Quick, tell me your favorite miracle.
Isn’t easy, is it? The Bible is full of them, after all—those sixty-six books of God’s revelation. It is history and theology, philosophy and poetry. From a strictly literary perspective, it’s some of the finest ever produced. And yet the Bible is especially a long collection of miracles, one strung after the other, spanning thousands of years.
So, which is your favorite?
Creation itself, perhaps. The parting of the Red Sea. Jesus feeding the five thousand. Lazarus raised.
Those are only a few, of course. The miracle that came to my mind was Christ’s first (or first recorded, at any rate), while attending a wedding at Cana. It isn’t my personal favorite, though I’ll say His turning water into wine holds a certain significance to me. I’ve felt felt that particular miracle was a bit different than all the others that came after. To me, this one was simply a son wanting to do something for his mother. There is a deep sense of humanity in that small but great act.
Here’s the thing about that miracle: it wasn’t simply that water was changed to wine, it was that something less was made into something more. That seems the general rule. So far as I can tell, miracles follow that pattern of less to greater.
Consider the examples I mentioned earlier. For all its mystery and grandeur, the miracle of creation can be boiled down to the “less” of nothing being transformed into the “more” of everything.
The parting of the Red Sea? Danger to safety.
It was hunger changed to fullness when Christ fed the five thousand.
It was death made into life when Lazarus walked out of his tomb.
That’s the way all miracles are. All but one.
We celebrate this time of year because it commemorates the birth of Christ. It is, to every Christian, a miracle. Think of that miracle in the most rational of terms—Who, What, When, Where, Why, and How—and you’ll find that within that miracle are many more.

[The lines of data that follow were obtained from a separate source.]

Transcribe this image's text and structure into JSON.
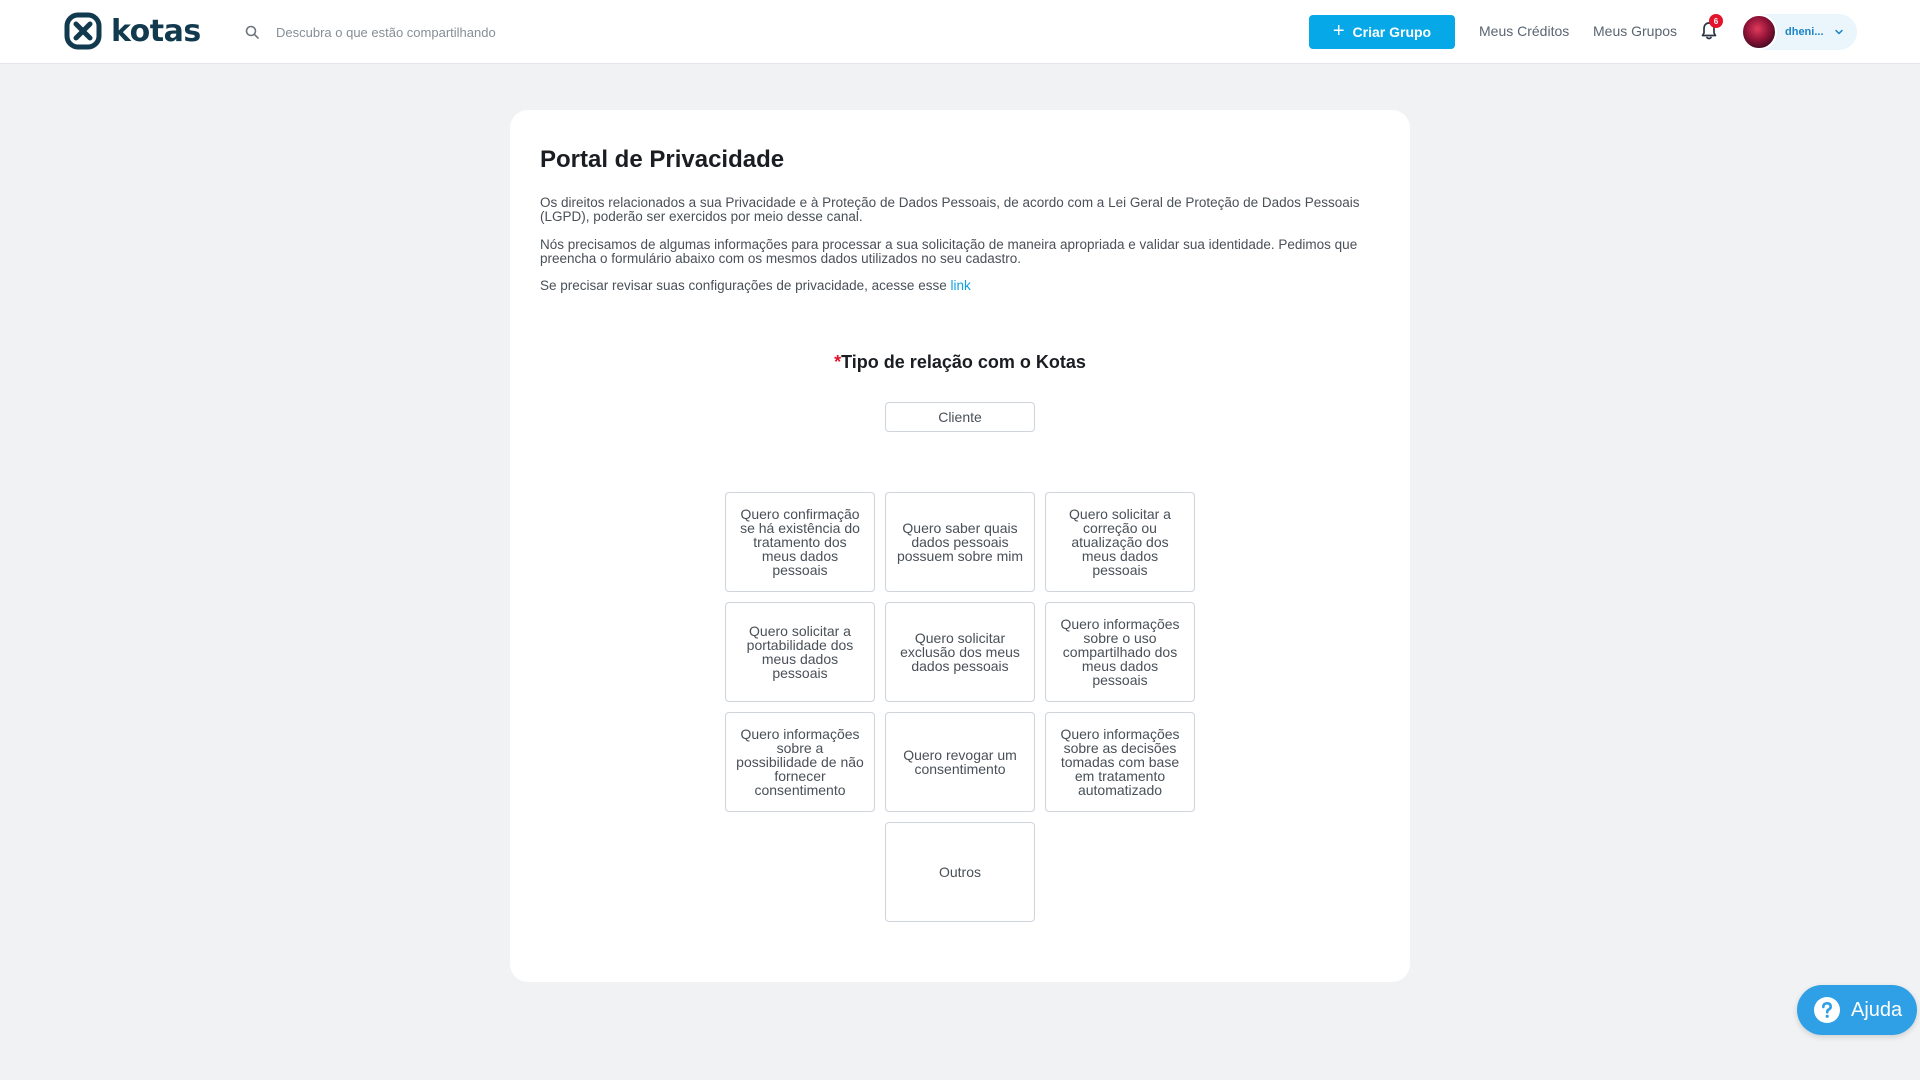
{
  "header": {
    "logo_text": "kotas",
    "search_placeholder": "Descubra o que estão compartilhando",
    "create_group_label": "Criar Grupo",
    "nav": {
      "credits": "Meus Créditos",
      "groups": "Meus Grupos"
    },
    "notifications_count": "6",
    "user_name": "dheni..."
  },
  "portal": {
    "title": "Portal de Privacidade",
    "paragraph1": "Os direitos relacionados a sua Privacidade e à Proteção de Dados Pessoais, de acordo com a Lei Geral de Proteção de Dados Pessoais (LGPD), poderão ser exercidos por meio desse canal.",
    "paragraph2": "Nós precisamos de algumas informações para processar a sua solicitação de maneira apropriada e validar sua identidade. Pedimos que preencha o formulário abaixo com os mesmos dados utilizados no seu cadastro.",
    "paragraph3_text": "Se precisar revisar suas configurações de privacidade, acesse esse ",
    "paragraph3_link": "link",
    "section_required": "*",
    "section_title": "Tipo de relação com o Kotas",
    "relation_selected": "Cliente",
    "options": [
      "Quero confirmação se há existência do tratamento dos meus dados pessoais",
      "Quero saber quais dados pessoais possuem sobre mim",
      "Quero solicitar a correção ou atualização dos meus dados pessoais",
      "Quero solicitar a portabilidade dos meus dados pessoais",
      "Quero solicitar exclusão dos meus dados pessoais",
      "Quero informações sobre o uso compartilhado dos meus dados pessoais",
      "Quero informações sobre a possibilidade de não fornecer consentimento",
      "Quero revogar um consentimento",
      "Quero informações sobre as decisões tomadas com base em tratamento automatizado",
      "Outros"
    ]
  },
  "help": {
    "label": "Ajuda"
  },
  "colors": {
    "brand_dark": "#123a4f",
    "accent": "#07a8e8",
    "badge": "#e3132b",
    "help": "#2fa0e6"
  }
}
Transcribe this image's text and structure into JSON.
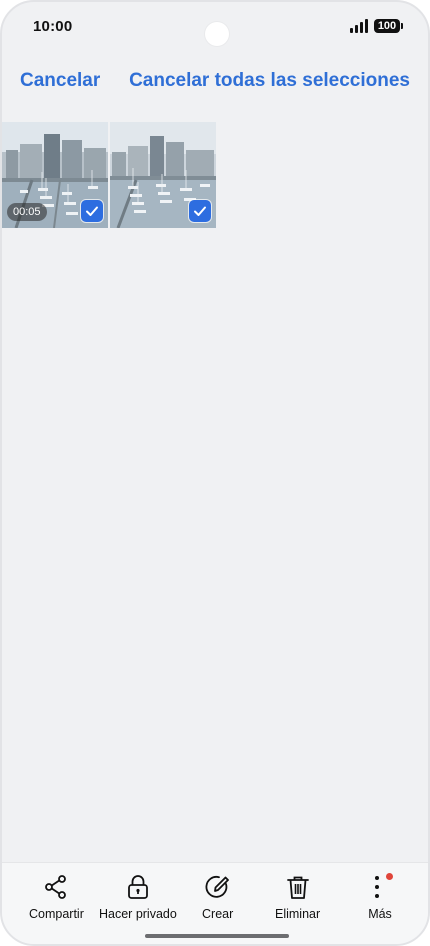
{
  "status_bar": {
    "time": "10:00",
    "battery": "100"
  },
  "header": {
    "cancel_label": "Cancelar",
    "cancel_all_label": "Cancelar todas las selecciones"
  },
  "gallery": {
    "items": [
      {
        "type": "video",
        "duration": "00:05",
        "selected": true
      },
      {
        "type": "photo",
        "selected": true
      }
    ]
  },
  "toolbar": {
    "items": [
      {
        "label": "Compartir",
        "icon": "share-icon"
      },
      {
        "label": "Hacer privado",
        "icon": "lock-icon"
      },
      {
        "label": "Crear",
        "icon": "create-icon"
      },
      {
        "label": "Eliminar",
        "icon": "trash-icon"
      },
      {
        "label": "Más",
        "icon": "more-vertical-icon",
        "has_badge": true
      }
    ]
  },
  "colors": {
    "accent": "#2f6fd6",
    "checkbox": "#2d6de0",
    "badge": "#e0453a",
    "background": "#f0f1f3"
  }
}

Who was born? The Savior of the world.
What happened? An angel appeared to a group of shepherds, some of the poorest people in the world, who became the first witnesses of what had just occurred.
When? According to Paul, God sent forth his son “in the fullness of time.” A wonderful phrase, that. Meaning that it happened just when God meant it to happen, just as with all things.
Where? Bethlehem, so fulfilling a prophecy made centuries before.
Why? So death could become for us not an end, but a door.
How?
Ah, how.
How did all of this happen? I suppose it could only be best described as the miracle of miracles. Because in all the other times before and all the times since, something less was made more. But in this instance, something more was made less. God Himself became man. The all-powerful was changed to pink-skinned and frail.
Amazing, isn’t it? And yet I can think of no truer expression of love than that of a God so big squeezing Himself into a world so small. Of living alongside us and understanding the joys and pains of our short existence. Of dying so that we all may live.
That, friend, is why the birth of Christ is my favorite miracle.
And that is how I can wish you the most happiest of Christmases.